Dans ce contexte, Filip Harzer souligne que Robert Fico évoque une « nouvelle guerre » entre l’Est et l’Ouest, faisant preuve d’un passéisme et d’une lecture de l’histoire pour le moins surprenante : « On parle de démanteler la Fédération de Russie, on nie les résultats de la Seconde Guerre mondiale. Nous savons très bien, Mesdames et Messieurs, d’où vient la liberté en Slovaquie, et nous savons ce qu’ont payé les peuples de l’ancienne Union soviétique ». Par ailleurs, la référence à Gustáv Husák n’est pas anodine et en révèle davantage sur les sources d’inspiration de Robert Fico, sa conception de la Russie et de ses relations avec Poutine : « Coup de théâtre après l’invasion du pays par les troupes du pacte de Varsovie (1968) : Gustáv Husák saisit l’occasion de se montrer utile à Moscou. Mélangeant courage et opportunisme, il réussit à convaincre les chefs du Kremlin que c’est lui qui sera le meilleur « normalisateur » de la Tchécoslovaquie récalcitrante. » Le parallèle avec les récentes déclarations de Robert Fico à Pékin est une coïncidence aussi tragique que prémonitoire, qui ne laisse désormais plus aucun doute sur le positionnement du Premier ministre slovaque.

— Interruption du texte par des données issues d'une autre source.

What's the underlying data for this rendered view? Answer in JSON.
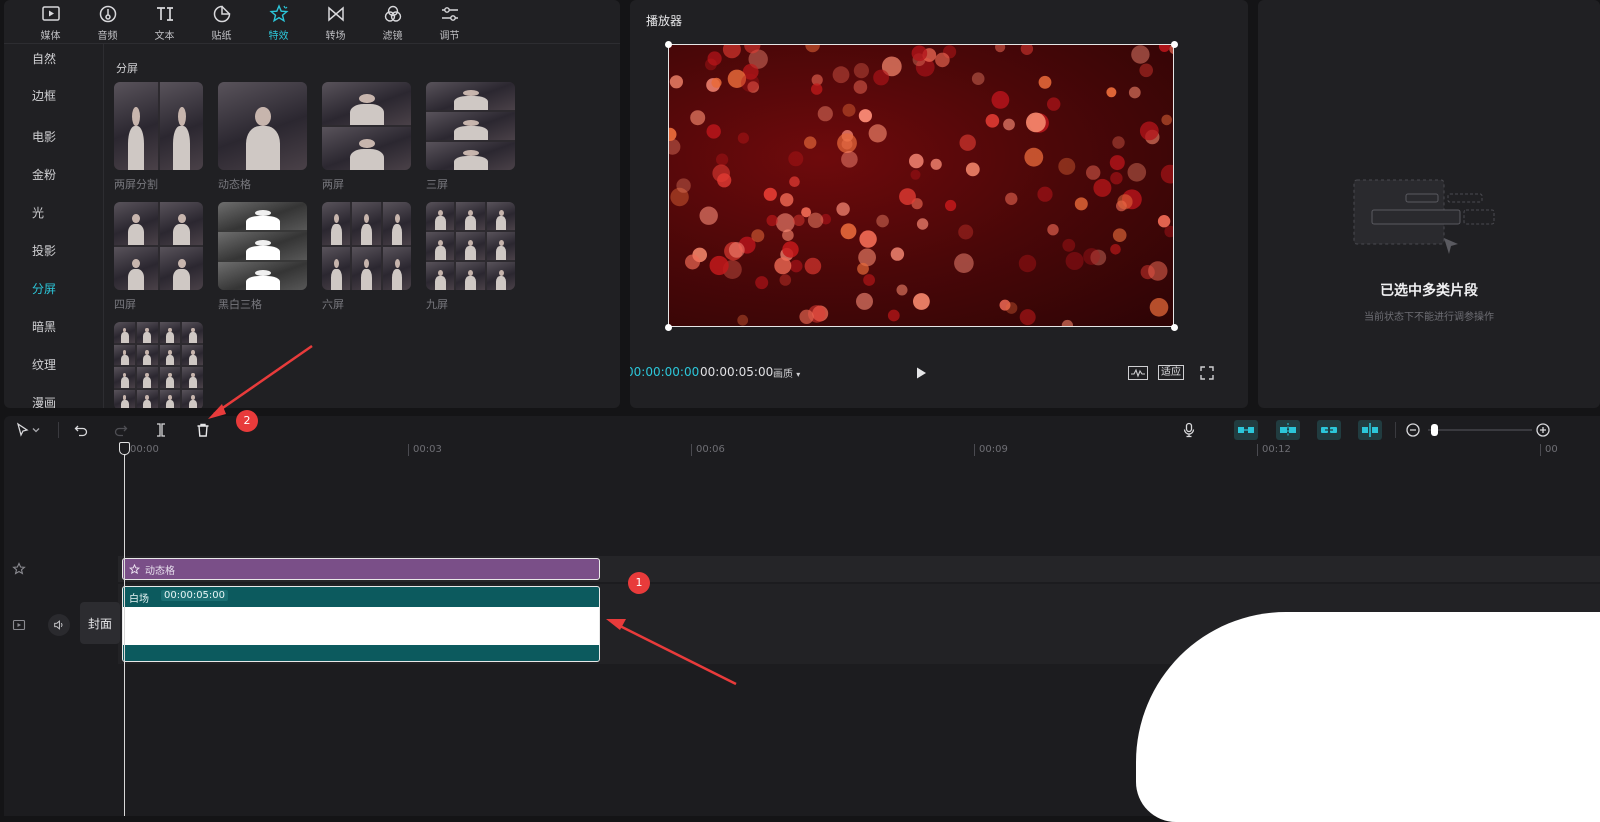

Un autre événement majeur, qui a suscité une vive polémique en Slovaquie tout en échappant aux radars de la presse internationale, concerne les agressions physiques subies par la minorité slovaque en Serbie au cours de cet été. Le samedi 9 août se tenait une exposition photographique à l’occasion des festivités nationales slovaques organisées à Bački Petrovac, en Voïvodine, qui documentait les manifestations étudiantes en Serbie et constituait le fruit du travail minutieux d’un groupe informel de Slovaques originaires des régions de Bačka, du Banat et du Srem. « Le conflit, qui a donné lieu à des affrontements physiques, a opposé des membres du Parti progressiste serbe du président Aleksandar Vučić et des citoyens qui avaient préparé l’exposition de photos des manifestations antigouvernementales. » Au cours de cet incident, les photographies exposées ont été endommagées et plusieurs personnes ont été blessées. Cependant, la réaction du gouvernement slovaque a été quelque peu déroutante. Le Premier ministre slovaque a simplement déclaré sur les réseaux sociaux qu’il s’agissait d’une « affaire politique purement interne à la Serbie souveraine et n’ayant rien à voir avec la situation de la minorité nationale slovaque ». Il a ajouté : « Le gouvernement serbe mérite nos remerciements pour son attitude envers les Slovaques vivant en Serbie. Les libéraux et les progressistes bien-pensants, comme d’habitude, ignorent les informations objectives, s’ingèrent dans les affaires de la Serbie souveraine et contribuent à diviser davantage les gens ». Au-delà du fait que cette agression constitue une violation flagrante du droit à la liberté d’expression, la Slovaquie a le devoir de protéger sa population à l’étranger dans le cadre de ce que l’on appelle communément la protection diplomatique. L’opposition politique a donc rapidement réagi en estimant que « personne qui se soucie de la sécurité de nos compatriotes ne peut rester les bras croisés » tout en critiquant Robert Fico ainsi que le ministre des Affaires étrangères et des affaires européennes, Juraj Blanár, pour leur inaction et leur absence d’intervention diplomatique. Plus grave encore, cet incident semble indiquer que la proximité entre Robert Fico et Aleksandar Vučić (notamment au sujet du Kosovo et de Vladimir Poutine) prévaut sur la sécurité et les intérêts des Slovaques pour s’inscrire dans une politique étrangère qui ne sert qu’un homme et son projet personnel.
Conclusion
Tandis que Xi Jinping confiait à Robert Fico que la Chine était « prête à approfondir leur confiance politique mutuelle » et le remerciait pour « son amitié sincère », Juraj Blanár, de son côté, commentait l’impact des drones russes sur le territoire polonais en ces termes : « Je veux croire que les drones qui ont pénétré sur le territoire polonais (…) devaient atterrir sur le territoire ukrainien ». La conclusion, sans surprise, est que Robert Fico s’est adonné à une véritable masscarade diplomatique vendredi dernier en Ukraine. Cette attitude insolente et inconsciente ne fait qu’accentuer l’isolement de la Slovaquie vis-à-vis de ses partenaires européens et témoigne d’une indifférence inopportune face aux réalités géopolitiques qui façonnent l’avenir de la Slovaquie et de l’UE.